Professor Lord Winston pointed out, just when John Hopkins University was publicising its discovery of the risk of stem-cell mutations, that one of the biggest problems with ESCs was that "cultured stem cells are inherently unstable. When grown in the laboratory, they often produced cells with chromosomal abnormalities".

While the hype surrounding ESCs is being discredited, new hope has emerged from the recent discovery of embryonic-like stem-cells in the lining of a baby's umbilical cord. These are called "cord-blood-derived embryonic-like stem cells" (CBEs).

CBEs are showing most of the versatility of ESCs without the drawbacks of the latter. When I raised this point with Professor Martin Pera at the Geelong stem-cell debate, he said he would be happy if it turned out to be true "because I could do without the aggravation" - aggravation presumably caused by pro-life activists who insist that it is wrong to slice up embryos.

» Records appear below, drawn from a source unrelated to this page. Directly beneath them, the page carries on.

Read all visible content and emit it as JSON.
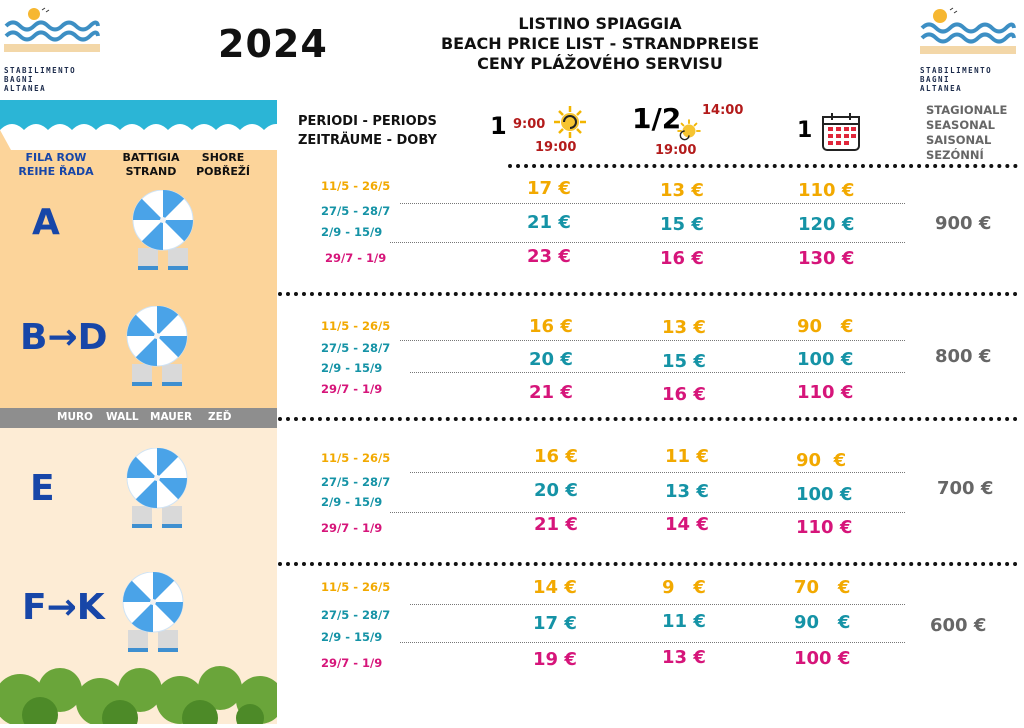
{
  "logo": {
    "line1": "STABILIMENTO",
    "line2": "BAGNI",
    "line3": "ALTANEA"
  },
  "year": "2024",
  "title": {
    "line1": "LISTINO SPIAGGIA",
    "line2": "BEACH PRICE LIST - STRANDPREISE",
    "line3": "CENY PLÁŽOVÉHO SERVISU"
  },
  "headers": {
    "periods_line1": "PERIODI - PERIODS",
    "periods_line2": "ZEITRÄUME - DOBY",
    "full_day_count": "1",
    "full_day_start": "9:00",
    "full_day_end": "19:00",
    "half_day_count": "1/2",
    "half_day_start": "14:00",
    "half_day_end": "19:00",
    "weekly_count": "1",
    "seasonal": [
      "STAGIONALE",
      "SEASONAL",
      "SAISONAL",
      "SEZÓNNÍ"
    ]
  },
  "left_columns": {
    "row": "FILA ROW",
    "row2": "REIHE ŘADA",
    "battigia": "BATTIGIA",
    "strand": "STRAND",
    "shore": "SHORE",
    "pobrezi": "POBŘEŽÍ"
  },
  "wall": {
    "muro": "MURO",
    "wall": "WALL",
    "mauer": "MAUER",
    "zed": "ZEĎ"
  },
  "rows": [
    {
      "letter": "A",
      "seasonal": "900 €",
      "periods": [
        "11/5 - 26/5",
        "27/5 - 28/7",
        "2/9 - 15/9",
        "29/7 - 1/9"
      ],
      "prices": [
        [
          "17 €",
          "13 €",
          "110 €"
        ],
        [
          "21 €",
          "15 €",
          "120 €"
        ],
        [
          "23 €",
          "16 €",
          "130 €"
        ]
      ]
    },
    {
      "letter": "B→D",
      "seasonal": "800 €",
      "periods": [
        "11/5 - 26/5",
        "27/5 - 28/7",
        "2/9 - 15/9",
        "29/7 - 1/9"
      ],
      "prices": [
        [
          "16 €",
          "13 €",
          "90   €"
        ],
        [
          "20 €",
          "15 €",
          "100 €"
        ],
        [
          "21 €",
          "16 €",
          "110 €"
        ]
      ]
    },
    {
      "letter": "E",
      "seasonal": "700 €",
      "periods": [
        "11/5 - 26/5",
        "27/5 - 28/7",
        "2/9 - 15/9",
        "29/7 - 1/9"
      ],
      "prices": [
        [
          "16 €",
          "11 €",
          "90  €"
        ],
        [
          "20 €",
          "13 €",
          "100 €"
        ],
        [
          "21 €",
          "14 €",
          "110 €"
        ]
      ]
    },
    {
      "letter": "F→K",
      "seasonal": "600 €",
      "periods": [
        "11/5 - 26/5",
        "27/5 - 28/7",
        "2/9 - 15/9",
        "29/7 - 1/9"
      ],
      "prices": [
        [
          "14 €",
          "9   €",
          "70   €"
        ],
        [
          "17 €",
          "11 €",
          "90   €"
        ],
        [
          "19 €",
          "13 €",
          "100 €"
        ]
      ]
    }
  ],
  "colors": {
    "yellow": "#f2a900",
    "teal": "#1593a6",
    "magenta": "#d6157a",
    "blue": "#1746a8",
    "sand": "#fcd49a",
    "sea": "#2bb5d6"
  }
}
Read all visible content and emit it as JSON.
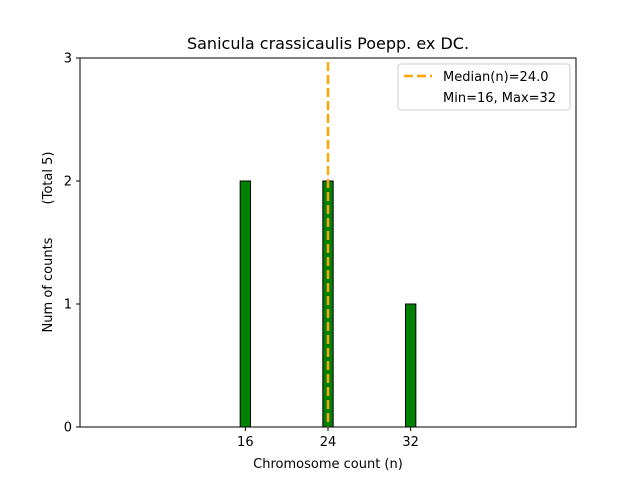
{
  "chart_data": {
    "type": "bar",
    "title": "Sanicula crassicaulis Poepp. ex DC.",
    "xlabel": "Chromosome count (n)",
    "ylabel": "Num of counts",
    "ylabel_note": "(Total 5)",
    "x": [
      16,
      24,
      32
    ],
    "values": [
      2,
      2,
      1
    ],
    "xticks": [
      "16",
      "24",
      "32"
    ],
    "yticks": [
      "0",
      "1",
      "2",
      "3"
    ],
    "xlim": [
      0,
      48
    ],
    "ylim": [
      0,
      3
    ],
    "bar_width": 1,
    "median": 24.0,
    "legend": {
      "placement": "top-right",
      "entries": [
        "Median(n)=24.0",
        "Min=16, Max=32"
      ]
    },
    "grid": false,
    "colors": {
      "bar": "#008000",
      "bar_edge": "#000000",
      "median_line": "#FFA500"
    }
  }
}
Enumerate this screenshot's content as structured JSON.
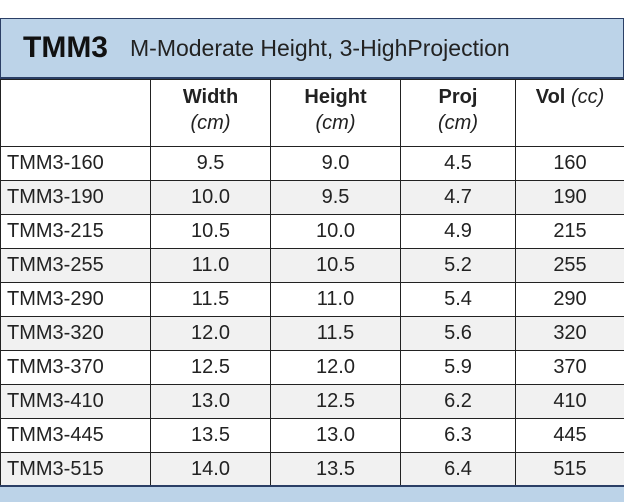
{
  "header": {
    "title": "TMM3",
    "subtitle": "M-Moderate Height, 3-HighProjection"
  },
  "table": {
    "columns": [
      {
        "name": "Width",
        "unit": "(cm)"
      },
      {
        "name": "Height",
        "unit": "(cm)"
      },
      {
        "name": "Proj",
        "unit": "(cm)"
      },
      {
        "name": "Vol",
        "unit": "(cc)"
      }
    ],
    "rows": [
      [
        "TMM3-160",
        "9.5",
        "9.0",
        "4.5",
        "160"
      ],
      [
        "TMM3-190",
        "10.0",
        "9.5",
        "4.7",
        "190"
      ],
      [
        "TMM3-215",
        "10.5",
        "10.0",
        "4.9",
        "215"
      ],
      [
        "TMM3-255",
        "11.0",
        "10.5",
        "5.2",
        "255"
      ],
      [
        "TMM3-290",
        "11.5",
        "11.0",
        "5.4",
        "290"
      ],
      [
        "TMM3-320",
        "12.0",
        "11.5",
        "5.6",
        "320"
      ],
      [
        "TMM3-370",
        "12.5",
        "12.0",
        "5.9",
        "370"
      ],
      [
        "TMM3-410",
        "13.0",
        "12.5",
        "6.2",
        "410"
      ],
      [
        "TMM3-445",
        "13.5",
        "13.0",
        "6.3",
        "445"
      ],
      [
        "TMM3-515",
        "14.0",
        "13.5",
        "6.4",
        "515"
      ]
    ]
  }
}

When I cited the pioneering work of Professor Alan Mackay-Sim of Griffith University who derived stem cells from nasal tissue and showed that these adult stem-cells (ASCs) showed much of the potential of ESCs, Pera dismissed the findings with the words: "That's Cardinal Pell's opinion - I don't think the researchers are claiming that."

Whatever the limitations of ASCs, the key may lie in "reprogramming". It has been recently discovered that stem cells from skin can be reprogrammed so that they function like embryonic stem-cells, but without the risk of forming tumours.

Ethicist Mark Manolopoulos acknowledged that an embryo was a human being, but said that experimentation on embryos was permissible and could be likened to small-"m" murder because the principal motive was not to kill but was inspired by the noble motive of curing diseases.

He said, however, that such research should be funded only by the private sector.

No excuse

My view is that, just because excess IVF embryos are destined to be discarded and die anyway, this is no excuse for experimenting on them.

The notorious Nazi, Dr Josef Mengele, no doubt thought that Jewish children in the death camps were going to die so he might as well use them for research for the benefit of mankind - or for the Aryan section of mankind anyway.

Jewish and Christian ethicists have maintained that whatever "useful" information Dr Mengele obtained from his cruel experiments should not be utilised.

We should feel the same about human embryos.

They may indeed be "fascinating" as Professor Kirkland said, but we should think about them as a wonder of God's creation, not to be killed for man's base purposes.

  • Babette Francis, B.Sc (Hons), is co-ordinator of Endeavour Forum Inc.